Das altgediente Emerson Quartett entfaltet im Laufe des Konzerts im Stadtcasino grosse Dynamik – das hätte in der ersten Hälfte des Abends wohl niemand erwartet.
Das Emerson Quartett spielt seit 34 Jahren in unveränderter Besetzung. In all der Zeit sammelte das New Yorker Ensemble die höchsten Auszeichnungen der Klassikszene, nahm über 50 Platten auf und spielte in den ersten Häusern rund um die Welt.
Am Ende dieser Saison, im Mai, steht dem Quartett der erste Besetzungswechsel bevor. Der Cellist David Finckel will sich, so liest man, neuen Aufgaben widmen. Für ihn kommt der 20 Jahre jüngere Brite Paul Watkins.
An Endzeit ist also offensichtlich nicht zu denken. Das erinnert allerdings an das Alban Berg Quartett, das ebenfalls 25 Jahre in unveränderter Besetzung spielte, bis der Bratschist im Jahr 2005 verstarb und durch dessen Schülerin ersetzt wurde – das Quartett hörte nach wenigen Jahren auf.
Wie dem auch sei, irgendwo zwischen Spätzeit und Aufbruch siedelt sich der Eindruck an, den das Konzert des Emerson Quartetts vom 5. März im Stadtcasino hinterlässt. Der Abend beginnt mit Joseph Haydns Streichquartett Nr. 34 in D-Dur, op. 20/4. Das Stück vereint eine Form von klassischer Leichtigkeit mit lyrischen Elementen.
Das Ensemble tritt sichtbar unaufgeregt auf. Eugene Drucker nimmt das erste Pult ein und gibt einen Einsatz wie ein Uhrwerk. Die Musiker spielen mit einer Zuverlässigkeit zusammen, wie man das wohl nur nach 30 Jahren gemeinsamer Arbeit tun kann.
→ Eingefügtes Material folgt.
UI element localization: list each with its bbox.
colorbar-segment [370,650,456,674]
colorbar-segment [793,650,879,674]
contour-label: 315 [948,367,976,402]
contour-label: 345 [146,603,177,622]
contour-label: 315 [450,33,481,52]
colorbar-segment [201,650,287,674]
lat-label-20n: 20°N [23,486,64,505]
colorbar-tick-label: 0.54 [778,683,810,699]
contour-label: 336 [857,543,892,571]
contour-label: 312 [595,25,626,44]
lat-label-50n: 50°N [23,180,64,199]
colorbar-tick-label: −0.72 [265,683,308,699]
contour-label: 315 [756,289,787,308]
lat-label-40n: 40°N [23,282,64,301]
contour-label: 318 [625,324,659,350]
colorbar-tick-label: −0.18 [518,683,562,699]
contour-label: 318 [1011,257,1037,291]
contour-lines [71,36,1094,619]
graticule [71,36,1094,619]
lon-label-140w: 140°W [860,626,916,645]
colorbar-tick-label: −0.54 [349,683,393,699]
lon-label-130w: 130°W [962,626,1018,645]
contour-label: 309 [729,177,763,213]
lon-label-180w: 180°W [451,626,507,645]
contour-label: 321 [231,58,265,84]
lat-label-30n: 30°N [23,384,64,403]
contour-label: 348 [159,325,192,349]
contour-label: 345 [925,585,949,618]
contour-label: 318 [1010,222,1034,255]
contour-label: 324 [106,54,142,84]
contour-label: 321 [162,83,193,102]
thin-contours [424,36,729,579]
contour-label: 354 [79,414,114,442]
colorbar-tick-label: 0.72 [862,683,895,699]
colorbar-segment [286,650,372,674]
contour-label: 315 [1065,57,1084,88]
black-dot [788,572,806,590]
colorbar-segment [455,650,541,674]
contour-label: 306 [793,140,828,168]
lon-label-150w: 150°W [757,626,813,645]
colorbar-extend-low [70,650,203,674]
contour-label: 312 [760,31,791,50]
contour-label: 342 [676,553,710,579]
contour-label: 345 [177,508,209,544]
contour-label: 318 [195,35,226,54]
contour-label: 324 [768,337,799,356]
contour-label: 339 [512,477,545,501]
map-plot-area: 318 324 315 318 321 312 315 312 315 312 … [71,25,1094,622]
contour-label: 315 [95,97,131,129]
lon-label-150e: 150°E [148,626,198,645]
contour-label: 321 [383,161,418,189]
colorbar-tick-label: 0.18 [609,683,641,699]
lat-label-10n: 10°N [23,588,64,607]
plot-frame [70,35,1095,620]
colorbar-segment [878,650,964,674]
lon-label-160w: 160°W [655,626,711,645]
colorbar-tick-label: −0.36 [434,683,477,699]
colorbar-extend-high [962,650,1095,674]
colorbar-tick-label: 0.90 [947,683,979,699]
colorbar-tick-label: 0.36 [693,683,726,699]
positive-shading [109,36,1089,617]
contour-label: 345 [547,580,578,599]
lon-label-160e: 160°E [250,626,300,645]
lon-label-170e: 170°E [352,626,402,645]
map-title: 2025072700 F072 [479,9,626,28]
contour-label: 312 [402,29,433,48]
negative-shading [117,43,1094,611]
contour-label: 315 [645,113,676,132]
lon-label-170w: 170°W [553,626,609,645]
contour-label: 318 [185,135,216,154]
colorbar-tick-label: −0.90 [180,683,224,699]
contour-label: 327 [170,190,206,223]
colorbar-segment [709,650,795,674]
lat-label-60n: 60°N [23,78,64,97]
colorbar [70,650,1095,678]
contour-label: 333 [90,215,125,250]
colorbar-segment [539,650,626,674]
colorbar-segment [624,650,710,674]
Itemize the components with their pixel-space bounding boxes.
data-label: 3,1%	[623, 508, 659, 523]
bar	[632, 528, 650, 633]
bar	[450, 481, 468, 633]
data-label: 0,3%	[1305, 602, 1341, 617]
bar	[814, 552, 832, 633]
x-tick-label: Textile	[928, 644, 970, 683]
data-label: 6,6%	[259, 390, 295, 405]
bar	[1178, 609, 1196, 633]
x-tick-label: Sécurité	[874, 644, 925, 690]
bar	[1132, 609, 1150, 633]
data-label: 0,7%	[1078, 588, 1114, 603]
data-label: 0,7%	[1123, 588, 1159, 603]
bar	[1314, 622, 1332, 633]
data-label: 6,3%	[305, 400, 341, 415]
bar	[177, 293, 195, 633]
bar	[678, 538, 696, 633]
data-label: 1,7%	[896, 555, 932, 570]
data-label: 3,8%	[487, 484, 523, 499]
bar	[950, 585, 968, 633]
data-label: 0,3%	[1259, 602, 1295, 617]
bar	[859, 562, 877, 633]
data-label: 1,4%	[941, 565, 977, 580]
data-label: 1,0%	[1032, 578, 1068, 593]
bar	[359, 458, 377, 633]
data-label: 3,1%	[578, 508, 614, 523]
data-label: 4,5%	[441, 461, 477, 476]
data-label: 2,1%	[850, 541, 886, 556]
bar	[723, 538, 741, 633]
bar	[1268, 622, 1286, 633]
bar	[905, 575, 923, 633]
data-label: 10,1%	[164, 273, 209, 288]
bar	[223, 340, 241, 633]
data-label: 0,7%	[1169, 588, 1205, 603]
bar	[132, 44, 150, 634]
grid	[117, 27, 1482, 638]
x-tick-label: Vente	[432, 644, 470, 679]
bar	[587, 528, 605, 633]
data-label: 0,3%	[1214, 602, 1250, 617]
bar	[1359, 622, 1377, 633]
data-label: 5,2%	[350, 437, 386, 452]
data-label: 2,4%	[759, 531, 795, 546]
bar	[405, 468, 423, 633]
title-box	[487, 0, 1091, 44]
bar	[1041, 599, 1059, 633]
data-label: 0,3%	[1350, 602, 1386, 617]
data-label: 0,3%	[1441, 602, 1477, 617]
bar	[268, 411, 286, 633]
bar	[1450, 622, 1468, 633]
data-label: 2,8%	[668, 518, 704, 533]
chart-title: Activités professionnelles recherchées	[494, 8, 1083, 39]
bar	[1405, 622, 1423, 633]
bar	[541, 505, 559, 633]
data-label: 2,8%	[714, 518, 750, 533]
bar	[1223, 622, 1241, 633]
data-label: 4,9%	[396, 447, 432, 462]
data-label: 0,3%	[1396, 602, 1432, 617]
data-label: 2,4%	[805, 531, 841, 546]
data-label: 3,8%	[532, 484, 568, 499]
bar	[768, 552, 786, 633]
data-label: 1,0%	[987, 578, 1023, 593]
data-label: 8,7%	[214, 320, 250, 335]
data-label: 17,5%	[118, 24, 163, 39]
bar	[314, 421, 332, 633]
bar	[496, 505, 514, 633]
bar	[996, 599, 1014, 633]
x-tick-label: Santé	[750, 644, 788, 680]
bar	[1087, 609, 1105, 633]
Koordination ist nicht nötig, sie ist einfach im Raum – als fünfter Mann auf die Bühne getreten.
Klänge, aber lustlos
Tolle Klänge entstehen schon hier. Vor allem Finckels Cello bringt einen warmen Sound: raumfüllend, schmelzend, elegant artikuliert. «Wann immer es in der Oper erotisch wird, muss das Cello her», sagt ein altes Wort des Cellisten Siegfried Palm. Bei Finckels Spiel fällt es einem wieder ein.
Doch die Herren spielen, als hätten sie vor dem Auftritt ein Krisengespräch geführt, ohne eine rechte Lösung zu finden. Also spielen wir halt, scheint die Stimmung zu sein, doch ohne rechte Lust. Ausser dem wie von selbst laufenden Zusammenspiel ist kaum Austausch zu bemerken.
Nicht viel anders beginnt Robert Schumanns Quartett Nr. 3 in A-Dur, op. 41/3, eines seiner intimsten und klagendsten Stücke. Die Herren schlagen äusserst gemässigtes Tempo an.
Philip Setzer, von nun an die erste Geige, verleiht der Interpretation von vornherein etwas Altmodisches, indem er das Leitmotiv der absteigenden Quinte (man muss es einfach Seufzermotiv nennen) als Glissando artikuliert. Ein pathetischer Stil, aber auch hier will keine rechte Glut aufkommen. Dabei entsteht ein seltsamer Doppeleindruck: Vor allem in den hinteren Sätzen strömt ein Ensembleklang in den Saal, dass man fast vom Stuhl fällt. Alles ist da, meint man, zudem spielen alle Stimmen wunderbar sanglich, auch wenn Virtuosität und manchmal Intonation etwas rosten – warum fangt Ihr nicht endlich an?
Und doch noch Ovationen
Die Frage bleibt im Raum. Doch nach der Pause, im Edvard Grieg (Quartett in g-moll, op. 27), entsteht eine Dynamik, die wohl niemand mehr erwartet hat. Immer noch steht das Quartett stoisch, mit kaum einer Regung, ausser beim ewig freundlichen Finckel. Aber irgendwas ist passiert und das monumentale Stück, in dem nordisch archaische Choräle mit Wiener Kaffeehausklängen wechseln, manchmal atonal berührt, wird immer kraftvoller.
Am Schluss will das betagte Publikum (warum interessiert sich kaum ein junger Mensch für Klassik?!) die Emersons kaum gehen lassen. Diese zeigen daraufhin grösste Kunst der Zugabe: Anton Weberns vierter von fünf Sätzen, op. 5, modern, immer noch, nur ein Hauch, kaum ein paar Minuten, abgründig, lyrisch – und vorbei.
Da gehen sie hin, irgendwie ausgespielt, und doch wieder entflammt.